İsrail, 2023 yılı itibarıyla Ortadoğu’daki askeri operasyonlarına hız kesmeden devam ederken, Suriye’nin başkenti Şam’a yönelik gerçekleştirdiği son saldırı büyük yankı uyandırdı. Saldırının ardındaki sebepler, bölgedeki güç dengeleri ve uluslararası ilişkiler göz önüne alındığında, yalnızca bir askeri eylemden çok daha fazlasını ifade ediyor. Bu yazıda, İsrail’in saldırısının detaylarını, nedenlerini ve bölgedeki sarsıcı etkilerini derinlemesine inceleyeceğiz.
İsrail’in Şam’a düzenlediği bu saldırının ardında yatan pek çok faktör bulunuyor. Öncelikle, İsrail, Suriye’deki İran varlığını sıkı bir şekilde izlemekte ve bu durumu ulusal güvenliği için bir tehdit olarak değerlendirmektedir. İran, Suriye hükümetiyle olan güçlü müttefikliği sayesinde bölgede etkinliğini artırırken, bu durum İsrail için endişe kaynağı olmaktadır.
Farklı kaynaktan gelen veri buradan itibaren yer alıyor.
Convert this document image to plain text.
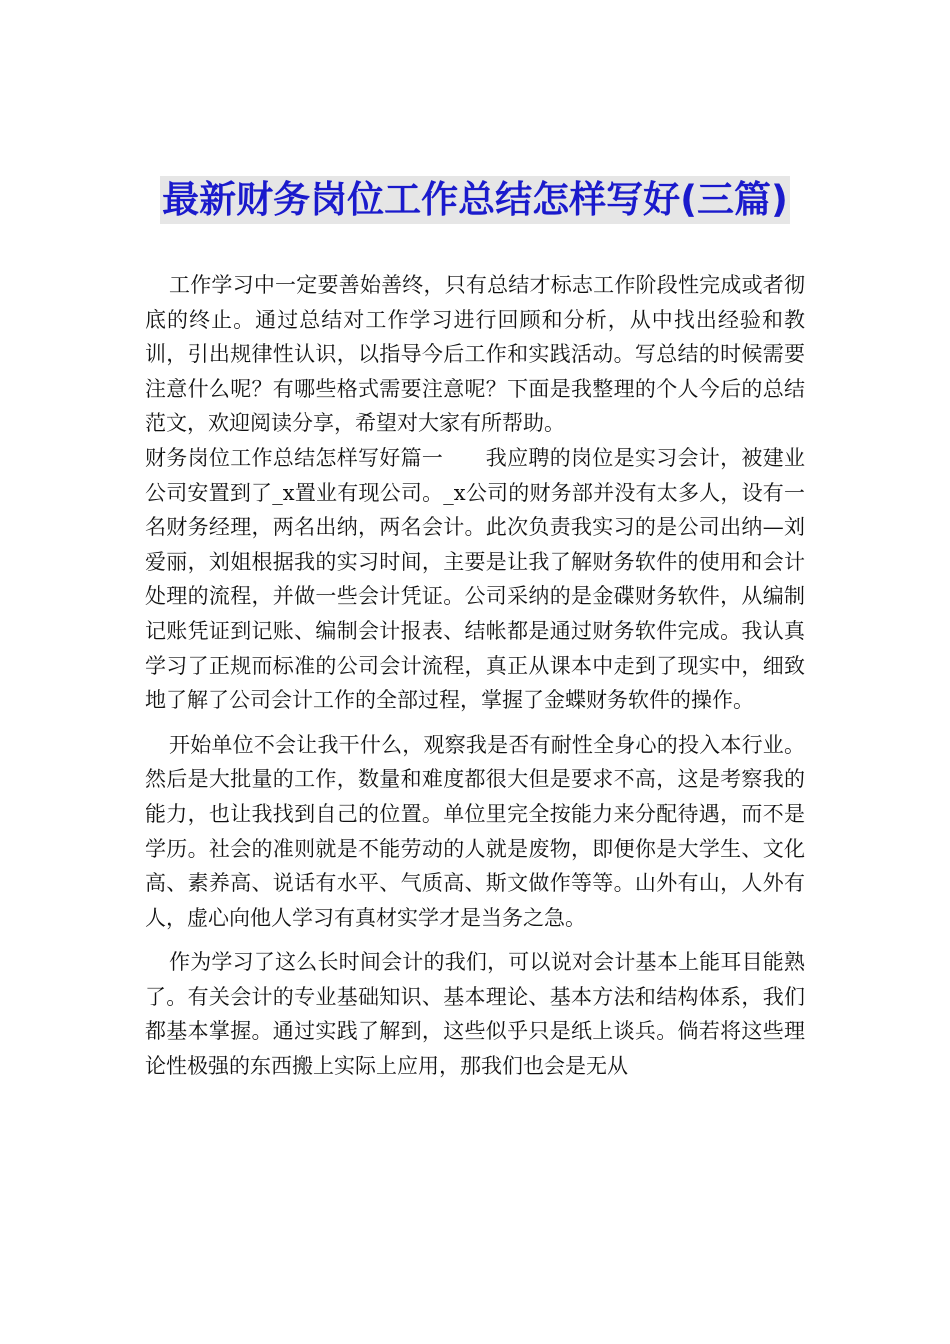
最新财务岗位工作总结怎样写好(三篇)

工作学习中一定要善始善终，只有总结才标志工作阶段性完成或者彻底的终止。通过总结对工作学习进行回顾和分析，从中找出经验和教训，引出规律性认识，以指导今后工作和实践活动。写总结的时候需要注意什么呢？有哪些格式需要注意呢？下面是我整理的个人今后的总结范文，欢迎阅读分享，希望对大家有所帮助。

财务岗位工作总结怎样写好篇一　　我应聘的岗位是实习会计，被建业公司安置到了_x置业有现公司。_x公司的财务部并没有太多人，设有一名财务经理，两名出纳，两名会计。此次负责我实习的是公司出纳—刘爱丽，刘姐根据我的实习时间，主要是让我了解财务软件的使用和会计处理的流程，并做一些会计凭证。公司采纳的是金碟财务软件，从编制记账凭证到记账、编制会计报表、结帐都是通过财务软件完成。我认真学习了正规而标准的公司会计流程，真正从课本中走到了现实中，细致地了解了公司会计工作的全部过程，掌握了金蝶财务软件的操作。

开始单位不会让我干什么，观察我是否有耐性全身心的投入本行业。然后是大批量的工作，数量和难度都很大但是要求不高，这是考察我的能力，也让我找到自己的位置。单位里完全按能力来分配待遇，而不是学历。社会的准则就是不能劳动的人就是废物，即便你是大学生、文化高、素养高、说话有水平、气质高、斯文做作等等。山外有山，人外有人，虚心向他人学习有真材实学才是当务之急。

作为学习了这么长时间会计的我们，可以说对会计基本上能耳目能熟了。有关会计的专业基础知识、基本理论、基本方法和结构体系，我们都基本掌握。通过实践了解到，这些似乎只是纸上谈兵。倘若将这些理论性极强的东西搬上实际上应用，那我们也会是无从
Saldırı öncesinde, istihbarat raporları, İran’ın Suriye’de yeni füze sistemleri ve diğer askeri araçlar geliştirerek, İsrail’e karşı potansiyel bir tehdit oluşturduğunu öne sürüyordu.
Diğer bir sebep ise, bölgedeki güç dengelerinin değişimidir. Suriye iç savaşından bu yana, farklı güç odakları arasında sıkı bir rekabet yaşanmakta. İsrail, bu karmaşık ortamda kendi stratejik çıkarlarını koruma adına, aktif bir askeri politika izlemekte. Şam’a yapılan saldırı, sadece İran’a karşı değil, aynı zamanda Suriye hükümetine de bir uyarı niteliği taşımakla birlikte, İsrail’in bu tür operasyonlar aracılığıyla bölge üzerindeki etkisini artırma çabası olarak görülebilir. Ayrıca, bu tür saldırılar, iç politikada da destek sağlamak adına kullanılıyor; halk, hükümetin güvenlik konusundaki kararlılığını görerek, ulusal birliği pekiştirmeyi hedefliyor.
Saldırının ardından, bölgedeki özellikle Suriye halkı ve devlet yetkilileri açısından büyük tedirginlik ve kaygı hâkim oldu. Şam’a yapılan saldırının ardından, Suriye hükümeti, uluslararası kamuoyuna yönelik sert bildirimlerde bulundu ve İsrail’i açık bir şekilde eleştirdi. Bununla birlikte, bazı analistler bu tür saldırıların, Suriye hükümeti üzerindeki etkisini artırmakla kalmayıp, aynı zamanda halk arasındaki ulusal birlik duygusunu pekiştirebileceğini savunuyor. Etyen B. isimli bir analist, “İsrail’in bu tür saldırıları, Suriye’nin ulusal kimliğini ve direniş ruhunu güçlendirebilir,” diyor.
Ayrıca, saldırının etkileri yalnızca askeri alanda değil, siyasi alanda da hissedilmekte. Suriye’nin müttefiki olan Rusya, bu saldırıları kınayarak uluslararası platformda İsrail’in tutumunu eleştirdi. Bu durum, İsrail ile Rusya arasındaki ilişkilerin geleceğini de etkileme potansiyeline sahip. Özellikle, Suriye topraklarında bulunan Rus güçleri için bu durumun ne denli bir tehdit oluşturacağı, bölgedeki güç dengesinin ne yönde değişeceği sorularını gündeme getiriyor. Tüm bu gelişmeler, Ortadoğu’da jeopolitik gerginliğin artmasına, yeni çatışma senaryolarının ortaya çıkmasına ve uluslararası siyasette daha geniş çaplı bir değişim sürecinin başlamasına neden olabilir.
Sonuç olarak, İsrail’in Şam’a yönelik saldırısı, sadece bir askeri operasyon olmanın ötesinde, bölgedeki dinamikleri köklü bir şekilde etkileyecek bir olaydır. Hem uluslararası ilişkilerde hem de iç politikada çeşitli yansımaları olan bu saldırı, önümüzdeki günlerde bölgedeki gelişmelerin dikkatle takip edilmesi gerektiğini gösteriyor. Ortadoğu’nun karmaşık yapısı içinde her bir adımın ciddi sonuçlar doğurabileceği bir dönemdeyiz ve bu tür gelişmeler, savaş ve barış arasındaki hassas dengeyi daha da zorlayabilir. Tüm dünyanın gözü şimdi bölgedeki bu değişimlerin nasıl evrileceğinde.